Milano 1944: Villa Triste

    • 160 pagine
    • 14,5x21,3
    • ISBN 9788879553254                
    • 15,00 euro
    • Brossura – Copertina plastificata con alette 
    • Illustrazioni a 2 colori

     

    La famigerata banda Koch

    Siamo nel 1944. Il fascismo è crollato, il re fuggito a Brindisi,
    gli Alleati sono sbarcati sulla Penisola e stanno risalendo
    verso Nord: è il tragico teatro di una guerra civile, dove
    fra gli attori spiccano i nazisti, furibondi per l’armistizio
    dell’8 settembre, i fascisti della ­Repubblica Sociale Italiana,
    i partigiani e, non ultimi, quanti stanno alla ­finestra in attesa
    di acclamare chi vincerà.
    Questa è la storia di una delle tante polizie politiche che
    nell’interregno della R.S.I. operò in Milano, dal 10 agosto
    1944 al 25 settembre successivo: la famigerata banda Koch,
    situata a villa Fossati (poi de­finita Villa ­Triste),
    in via Paolo Uccello angolo via Monte Bianco.
    Sotto la spregiudicata regia del millantatore e amorale
    Pietro Koch, oltre cento sospettati di attività sovversiva
    vennero rinchiusi, interrogati, malmenati a sangue
    o torturati per estorcere loro informazioni, nomi di singole
    persone o associazioni che miravano ad abbattere
    il nuovo fascismo “repubblichino”.
    È un racconto romanzato, dove i fatti documentati e
    le testimonianze dei superstiti rappresentano la verità
    storica, depurata sia dall’enfasi di chi aspirava all’aureola
    di eroe partigiano sia dalle minimizzazioni addotte
    dai seviziatori o dai fascisti.

    Nato in Brianza nel 1948, a un’esperienza commerciale
    e di marketing Daniele Carozzi af­fianca quella di giornalista
    e scrittore.
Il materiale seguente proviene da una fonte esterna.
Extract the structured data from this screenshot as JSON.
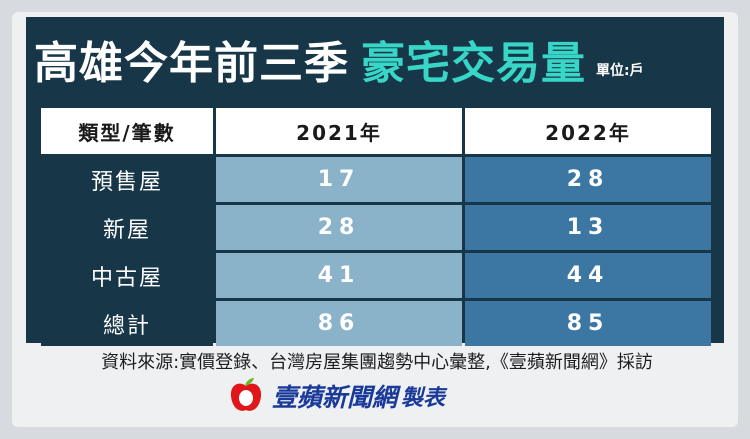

Ha collaborato con Il Giorno, La Prealpina,
    Il Giornale e, dal 2010, ha avviato una colla­borazione
    con il Corriere della Sera. È autore di una decina di libri
    che raccontano di storie, leggende e tradizioni delle varie
    province lombarde, compresa una raccolta romanzata
    dei delitti che maggiormente appassionarono i Milanesi
    da ­fine Ottocento agli anni Ottanta del secolo scorso.